7. Tseu-yeou demanda ce que c'était que la piété filiale. Le Philosophe dit: Maintenant, ceux qui sont considérés comme ayant de la piété filiale sont ceux qui nourrissent leurs père et mère; mais ce soin s'étend également aux chiens et aux chevaux, car on leur procure aussi leur nourriture. Si on n'a pas de vénération et de respect pour ses parents, quelle différence y aurait-il dans notre manière d'agir?

8. Tseu-hia demanda ce que c'était que la piété filiale. Le Philosophe dit: C'est dans la manière d'agir et de se comporter que réside toute la difficulté. Si les pères et mères ont des travaux à faire, et que les enfants les exemptent de leurs peines; si ces derniers ont le boire et le manger en abondance, et qu'ils leur en cèdent une partie, est-ce là exercer la piété filiale?
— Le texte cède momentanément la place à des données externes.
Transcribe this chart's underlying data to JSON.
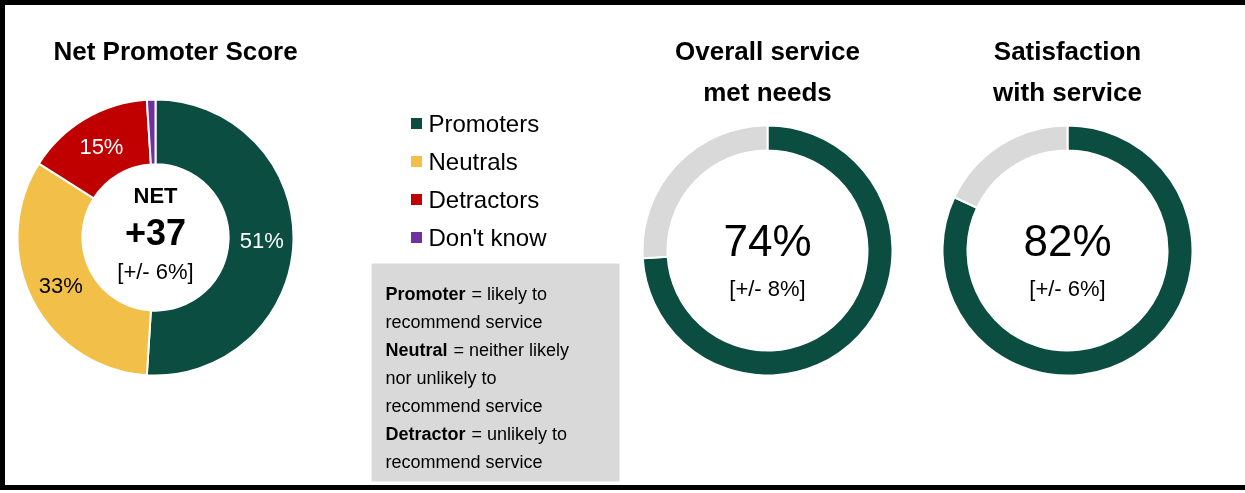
{
  "chart_data": [
    {
      "type": "donut",
      "title": "Net Promoter Score",
      "categories": [
        "Promoters",
        "Neutrals",
        "Detractors",
        "Don't know"
      ],
      "values": [
        51,
        33,
        15,
        1
      ],
      "colors": [
        "#0b4d40",
        "#f2bf48",
        "#c00000",
        "#7030a0"
      ],
      "value_labels": [
        "51%",
        "33%",
        "15%",
        null
      ],
      "legend": "right",
      "annotations": [
        "NET",
        "+37",
        "[+/- 6%]"
      ]
    },
    {
      "type": "other",
      "annotations": [
        "Promoter = likely to recommend service",
        "Neutral = neither likely nor unlikely to recommend service",
        "Detractor = unlikely to recommend service"
      ]
    },
    {
      "type": "donut",
      "title": "Overall service met needs",
      "categories": [
        null,
        null
      ],
      "values": [
        74,
        26
      ],
      "colors": [
        "#0b4d40",
        "#d9d9d9"
      ],
      "annotations": [
        "74%",
        "[+/- 8%]"
      ]
    },
    {
      "type": "donut",
      "title": "Satisfaction with service",
      "categories": [
        null,
        null
      ],
      "values": [
        82,
        18
      ],
      "colors": [
        "#0b4d40",
        "#d9d9d9"
      ],
      "annotations": [
        "82%",
        "[+/- 6%]"
      ]
    }
  ]
}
9. Le Philosophe dit: Je m'entretiens avec Hoeï (disciple chéri du Philosophe) pendant toute la journée, et il ne trouve rien à m'objecter, comme si c'était un homme sans capacité. De retour chez lui, il s'examine attentivement en particulier, et il se trouve alors capable d'illustrer ma doctrine. Hoeï n'est pas un homme sans capacité.
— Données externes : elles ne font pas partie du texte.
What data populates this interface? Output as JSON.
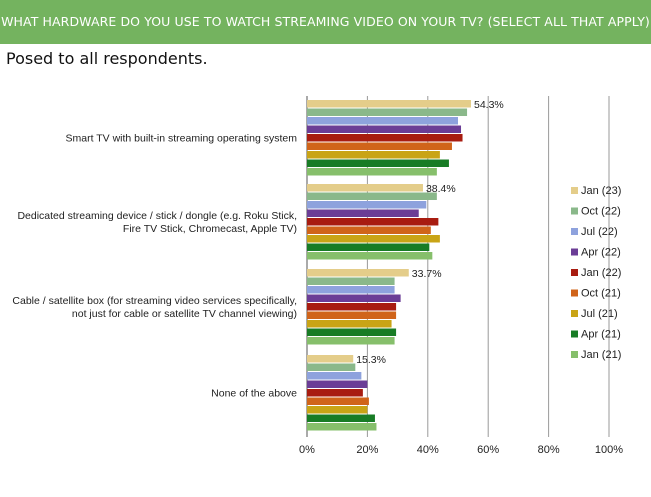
{
  "header": {
    "title": "WHAT HARDWARE DO YOU USE TO WATCH STREAMING VIDEO ON YOUR TV? (SELECT ALL THAT APPLY)",
    "subtitle": "Posed to all respondents."
  },
  "chart_data": {
    "type": "bar",
    "orientation": "horizontal",
    "categories": [
      [
        "Smart TV with built-in streaming operating system"
      ],
      [
        "Dedicated streaming device / stick / dongle (e.g. Roku Stick,",
        "Fire TV Stick, Chromecast, Apple TV)"
      ],
      [
        "Cable / satellite box (for streaming video services specifically,",
        "not just for cable or satellite TV channel viewing)"
      ],
      [
        "None of the above"
      ]
    ],
    "x_ticks": [
      "0%",
      "20%",
      "40%",
      "60%",
      "80%",
      "100%"
    ],
    "xlim": [
      0,
      100
    ],
    "grid": true,
    "legend_position": "right",
    "value_labels": [
      "54.3%",
      "38.4%",
      "33.7%",
      "15.3%"
    ],
    "series": [
      {
        "name": "Jan (23)",
        "color": "#e4cd8a",
        "values": [
          54.3,
          38.4,
          33.7,
          15.3
        ]
      },
      {
        "name": "Oct (22)",
        "color": "#8ab88a",
        "values": [
          53.0,
          43.0,
          29.0,
          16.0
        ]
      },
      {
        "name": "Jul (22)",
        "color": "#8ea2dd",
        "values": [
          50.0,
          39.5,
          29.0,
          18.0
        ]
      },
      {
        "name": "Apr (22)",
        "color": "#6b3d96",
        "values": [
          51.0,
          37.0,
          31.0,
          20.0
        ]
      },
      {
        "name": "Jan (22)",
        "color": "#a81c10",
        "values": [
          51.5,
          43.5,
          29.5,
          18.5
        ]
      },
      {
        "name": "Oct (21)",
        "color": "#d0641a",
        "values": [
          48.0,
          41.0,
          29.5,
          20.5
        ]
      },
      {
        "name": "Jul (21)",
        "color": "#c9a416",
        "values": [
          44.0,
          44.0,
          28.0,
          20.0
        ]
      },
      {
        "name": "Apr (21)",
        "color": "#187c25",
        "values": [
          47.0,
          40.5,
          29.5,
          22.5
        ]
      },
      {
        "name": "Jan (21)",
        "color": "#86bf6b",
        "values": [
          43.0,
          41.5,
          29.0,
          23.0
        ]
      }
    ]
  }
}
10. Le Philosophe dit: Observez attentivement les actions d'un homme; voyez quels sont ses penchants; examinez attentivement quels sont ses sujets de joie. Comment pourrait-il échapper à vos investigations? Comment pourrait-il plus longtemps vous en imposer?
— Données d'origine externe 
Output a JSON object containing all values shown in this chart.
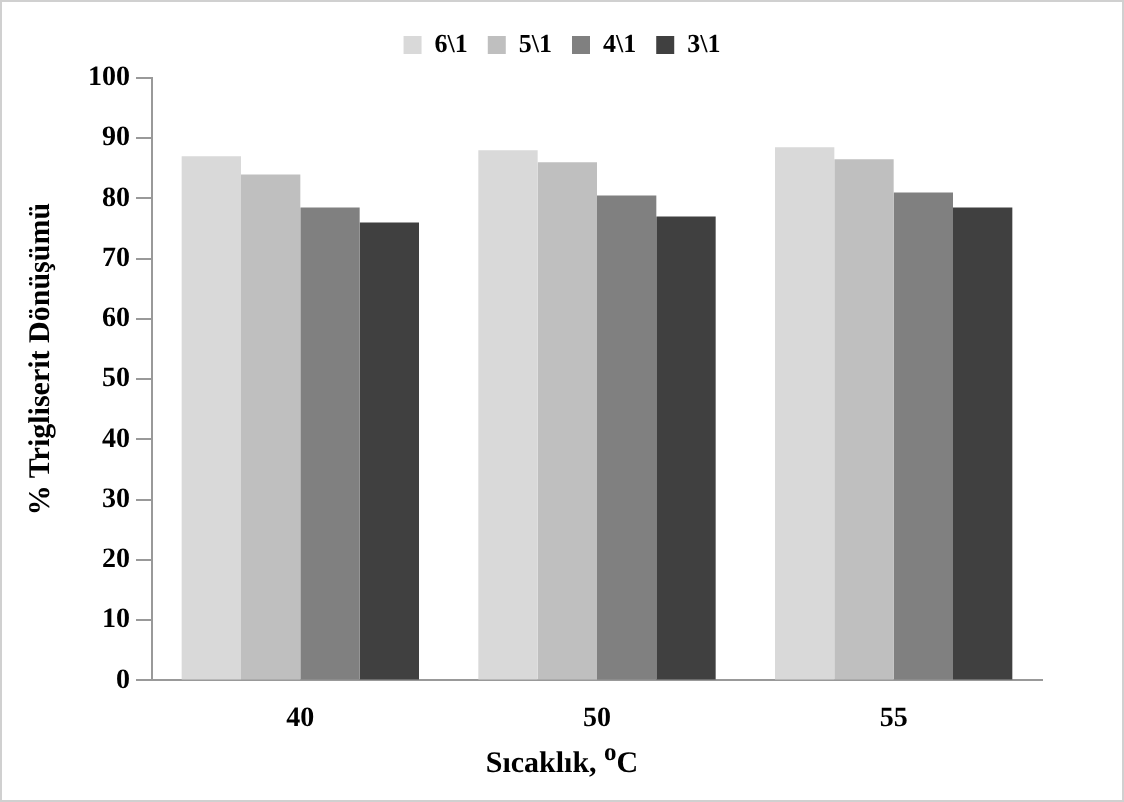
{
  "chart_data": {
    "type": "bar",
    "xlabel": "Sıcaklık, $^{o}$C",
    "ylabel": "% Trigliserit Dönüşümü",
    "categories": [
      "40",
      "50",
      "55"
    ],
    "series": [
      {
        "name": "6\\1",
        "color": "#d9d9d9",
        "values": [
          87,
          88,
          88.5
        ]
      },
      {
        "name": "5\\1",
        "color": "#bfbfbf",
        "values": [
          84,
          86,
          86.5
        ]
      },
      {
        "name": "4\\1",
        "color": "#808080",
        "values": [
          78.5,
          80.5,
          81
        ]
      },
      {
        "name": "3\\1",
        "color": "#404040",
        "values": [
          76,
          77,
          78.5
        ]
      }
    ],
    "ylim": [
      0,
      100
    ],
    "yticks": [
      0,
      10,
      20,
      30,
      40,
      50,
      60,
      70,
      80,
      90,
      100
    ],
    "grid": false,
    "legend": "top"
  }
}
11. Le Philosophe dit: Rendez-vous complètement maître de ce que vous venez d'apprendre, et apprenez toujours de nouveau; vous pourrez alors devenir un instituteur des hommes.

12. Le Philosophe dit: L'homme supérieur n'est pas un vain ustensile employé aux usages vulgaires.

13. Tseu-koung demanda quel était l'homme supérieur. Le Philosophe dit: C'est celui qui d'abord met ses paroles en pratique, et ensuite parle conformément à ses actions.

14. Le Philosophe dit: L'homme supérieur est celui qui a une bienveillance égale pour tous, et qui est sans égoïsme et sans partialité. L'homme vulgaire est celui qui n'a que des sentiments d égoïsme, sans disposition bienveillante pour tous les hommes en général.

15. Le Philosophe dit: Si vous étudiez sans que votre pensée soit appliquée, vous perdrez tout le fruit de votre étude; si, au contraire, vous vous abandonnez à vos pensées sans les diriger vers l'étude, vous vous exposez à de graves inconvénients.